The lower jaw had been torn from Tucker Madison's face. The deputy's upper teeth bit air.
In reflection, Vince Hoyt's Roman-emperor head lacked the top of its skull, and the phantom Vince pointed out of the mirror, at the real Vince, with an arm that terminated in bristling bone below the elbow.
Here stood a gnarled burnt mass that had once been a man, still smoking, grinning not with humor or menace, but because his teeth had been revealed in dental-chart explicitness when his lips had been seared away.
Molly knew that she shouldn't look for herself in this gruesome mural. If it was a glimpse of unavoidable destiny, it would foster despondency. If it was a lie, the image of her death-corrupted face and body would nevertheless fester in memory, diminishing her will to action, compromising her survival instinct.
Morbid curiosity may be integral to the human genome: In spite of her better judgment, she looked anyway.

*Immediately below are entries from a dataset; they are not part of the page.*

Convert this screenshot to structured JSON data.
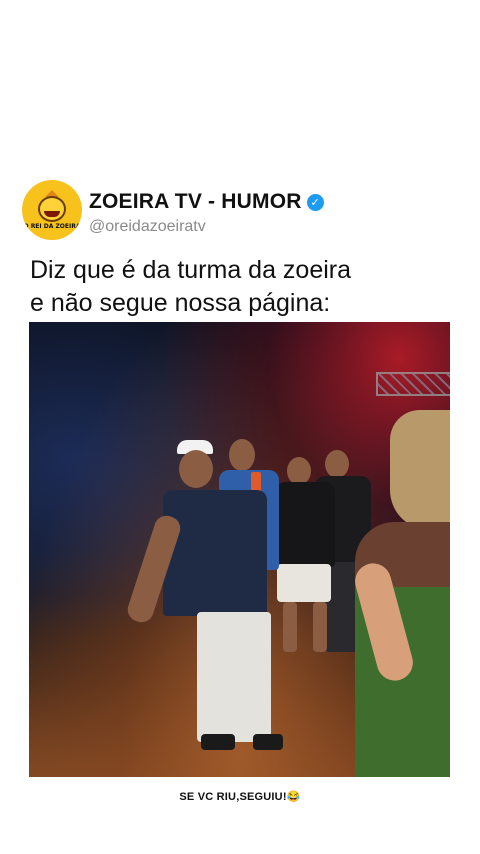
{
  "post": {
    "account_name": "ZOEIRA TV - HUMOR",
    "handle": "@oreidazoeiratv",
    "avatar_text": "O REI DA ZOEIRA",
    "verified_color": "#1d9bf0",
    "caption_line1": "Diz que é da turma da zoeira",
    "caption_line2": "e não segue nossa página:"
  },
  "video": {
    "description_icon": "video-frame"
  },
  "footer": {
    "text": "SE VC RIU,SEGUIU!😂"
  }
}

In the premonitory mirror, in that other tavern of the standing dead, Molly Sloan did not exist. Where she should have been, there was only vacancy. Behind that vacancy stood the ripped and grisly reflection of the man stationed at her back on this side of the looking glass.
Earlier in the night, in her bedroom vanity mirror, where she had glimpsed a future version of that chamber jungled with vines and mold and fungus, she had seen her reflection; she had not appeared therein as a corpse or in any way distorted, but entirely as she looked in reality.
Now, with dread, she sought Neil's reflection. When she found that he also had no place in that back-bar panorama of animated cadavers, she didn't know whether she should be relieved by their lack of representation or should assume that it meant their fate involved something worse than the decapitation, amputation, and mutilation visited upon the others.
She glanced at him beside her, in the flesh. Their eyes met, and she knew that he had recognized the absence of their reflections and, like her, was confused about the meaning of it.
The lights failed. Absolute darkness flourished.
This time, no doubt, the loss of power would be permanent.
Prepared for this eventuality, eight, then ten, then perhaps twenty of the gathered citizens switched on flashlights. Sabers of light slashed the darkness.
Many of the beams found the mirror, perhaps evidence of a collective fear that the grotesque Others on the far side of the silvered glass had in the blackness stepped through to this world. The dazzle made it impossible to see the current reflection.